Hi all, We're testing out Dagster and are using i...
# ask-community
o
Hi all, We're testing out Dagster and are using it with a grpc server to serve a repository. We have a folder with different files containing asset definitions. We load these dynamically into a list of repository objects:
Copy code
@repository()
def test_repo():
    repository_objects = get_repository_objects()
    return repository_objects
So when the gRPC server is started these can all be fetched by dagit. We'd like to now copy new assets into the asset file directory and have the newly added files synced to dagit. It only seems to pick up the new assets when we restart the gRPC server. Is there any way to have the gRPC server pick up the changes to the repo without restarting? I could not find anything about this in the docs.
🌈 1
🤖 1
d
Hey Oscar - if your Python code hasn't changed, one possibility is to return a RepositoryData object from the repository instead - there's an example here https://docs.dagster.io/_apidocs/repositories#dagster.repository If your python code has changed and needs to be re-imported ,the only way to pick up those changes currently is to restart the gRPC server
o
Thanks Daniel. We use this pattern since we're moving away from Airflow where we have a side-cart syncing dags. All our assets are generated from config. Do you know what the common CICD pattern is for Dagster? A git repo with the code that triggers a restart of the gRPC server on change?
d
Yeah, some of the details depend on how you're deploying Dagster (whether you're using Docker images or not) but I think that would be a common setup
o
@daniel What do you mean with 'python code changes' while using RepositoryData. Don't we finally still need to use the @repository decorator? It seems this decorator caches the jobs etc so I don't see how this would allow us to add and modify jobs without having to restart the gRPC server.
d
the decorator doesn't cache the jobs - it returns an instance of that RepositoryData object, which allows you to control whether it caches
you can use get_all_jobs instead of get_all_pipelines but you'll hit the same error - It looks like we're going to need to replicate this logic from the repository decorator and return that resolved job object instead: https://github.com/dagster-io/dagster/blob/master/python_modules/dagster/dagster/_core/definitions/repository_definition.py#L847-L859
If you can share what you have now we could take a look - this may be the first time somebody has tried to use RepositoryData and define_asset_job together
but it looks like it also needs a list of AssetsDefinitions and SourceAssets and then those get passed into a resolve function that produces a job definition
o
@daniel Here we created a minimal example that reproduces the error.
Copy code
import os

from dagster import (
    op, build_schedule_from_partitioned_job, Output,
    DefaultScheduleStatus, AssetsDefinition, graph, DailyPartitionsDefinition, define_asset_job,
    AssetSelection, Nothing, RepositoryData, repository,
)

from dagster_assets.ops import extract


@op
def etl_tnt_dp_skeleton_skeletontable_end(test):
    return Output(None, metadata={"row_count": 1})

@graph
def etl_tnt_dp_skeleton_skeletontable() -> Nothing:
    r_extract = extract()
    r_end = etl_tnt_dp_skeleton_skeletontable_end(r_extract)
    return r_end

partitions_def = DailyPartitionsDefinition(start_date="2022-04-01")

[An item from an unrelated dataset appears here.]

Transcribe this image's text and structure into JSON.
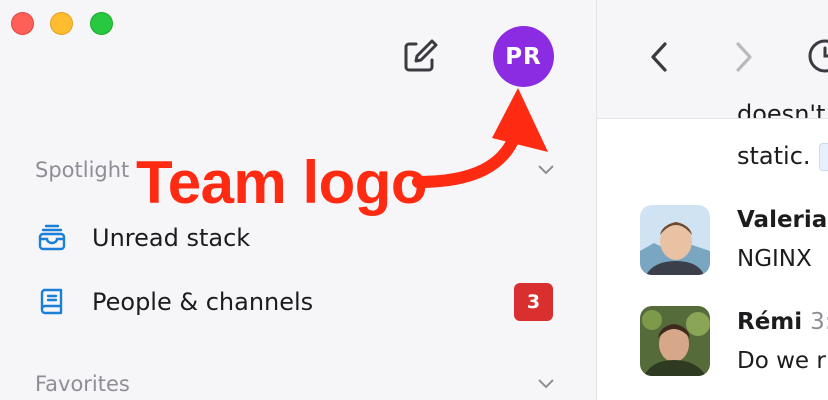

etl_tnt_dp_skeleton_skeletontable_asset = AssetsDefinition.from_graph(
    etl_tnt_dp_skeleton_skeletontable,
    partitions_def=partitions_def
)

etl_tnt_dp_skeleton_skeletontable_job = define_asset_job(
    "etl_tnt_dp_skeleton_skeletontable_job",
    selection=AssetSelection.assets(etl_tnt_dp_skeleton_skeletontable_asset),
    partitions_def=partitions_def)

etl_tnt_dp_skeleton_skeletontable_schedule = build_schedule_from_partitioned_job(
    etl_tnt_dp_skeleton_skeletontable_job,
    default_status=DefaultScheduleStatus.RUNNING)


class ComplexRepositoryData(RepositoryData):
    def __init__(self):
        pass

    def get_all_pipelines(self):
        return self.get_repository_objects()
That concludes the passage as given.